Zunächst geht’s um die Frage, ob Sie die Art kennen. Ich behaupte frech, die meisten nicht, aus dem einfachen Grund, weil sie als eine Nachtfalterart normaler Weise tagsüber nicht zu sehen ist. Wieso auch immer, findet aber die Paarung tagsüber statt, dauert um die 20 Stunden und nach Sonnenuntergang läßt sich das Männchen fallen und fliegt fort. Das Weibchen beginnt alsbald mit der Eiablage. Der Hammer ist, dass die Falter keinerlei Nahrung aufnehmen können, weil der Saugrüssel zurückgebildet ist. Deshalb ist nach der Paarung und der Eiablage der biologische Sinn ihres Daseins erloschen und das Leben bald zu Ende. Menschlich grausam, von der Natur konsequent zu Ende gedacht, wenn man es so sagen darf.
Die Falter sind mit 60 bis 80 mm ordentlich groß, die Weibchen in der Regel etwas größer als die Männchen. Aufgrund von etwa 130 Eiern ist der Hinterleib des Weibchens prall gefüllt. Ein weiterer Hammer ist, dass die Eier bereits in der weiblichen Puppe voll entwickelt sind.

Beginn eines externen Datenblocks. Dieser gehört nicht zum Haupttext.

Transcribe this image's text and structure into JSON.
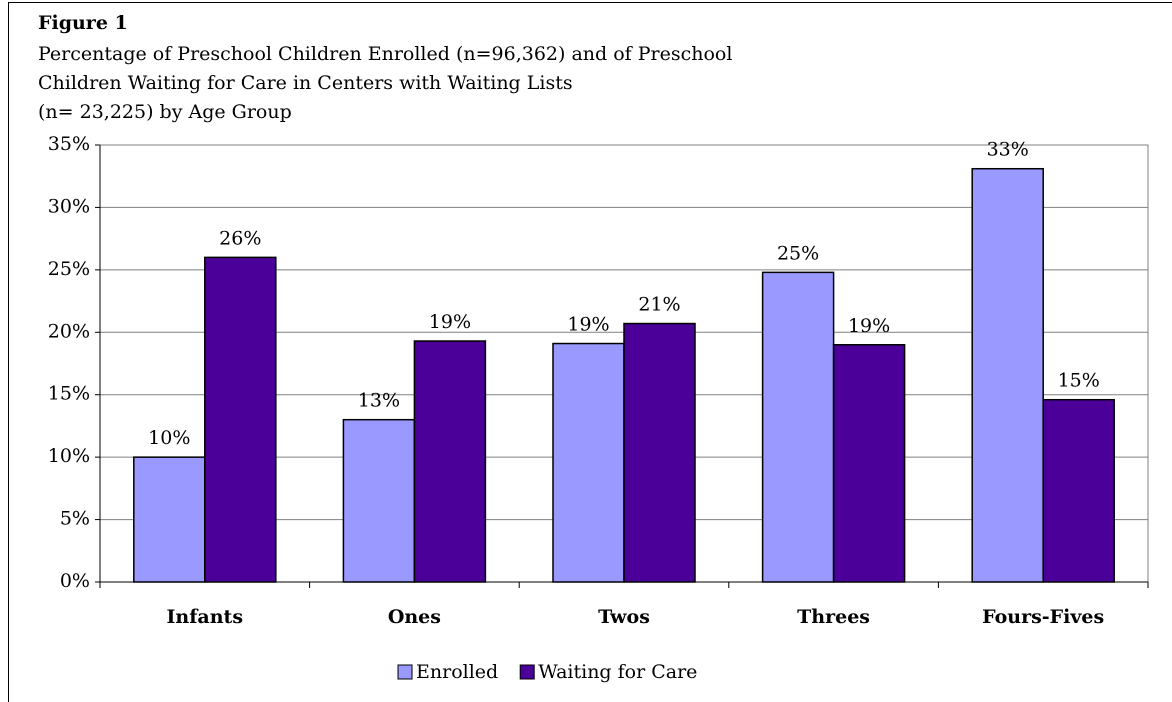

Obwohl die Färbung der Tiere sehr variabel ist – die Grundfarbe der Tiere reicht von fuchsrot, braun, grau, gelb bis zu grün – ist die Art in ihrem Verbreitungsgebiet unverwechselbar.
Ach, da fällt mir gerade ein, den Namen habe ich noch gar nicht erwähnt, der Nachtfalter heißt Lindenschwärmer. Das leuchtet ein, weil die Eiablage und das Leben als Raupe vorwiegend in Lindenbäumen stattfindet. Sie verpuppen sich im Regelfall in der Vegetation am Boden, überwintern dort und schlüpfen ab Ende Mai des nächsten Jahres.
Und haben Sie erkannt welches das seitenverkehrte Bild ist? Ich vermute schon, Bild 2, Bild 1 mit Weibchen oben und Männchen unten ist richtig.
Vielen Dank Brigitte Riesle für die Überlassung der beiden hübschen Kerle.
Herzliche Grüße
Franz Maus
Nachtrag: Unten ein Exemplar, das mir Cathrin Schelshorn vom Feldberg nach dem letzten Beitrag zugeschickt hat. Auch interessant muss man sagen. Danke Cathrin Schelshorn!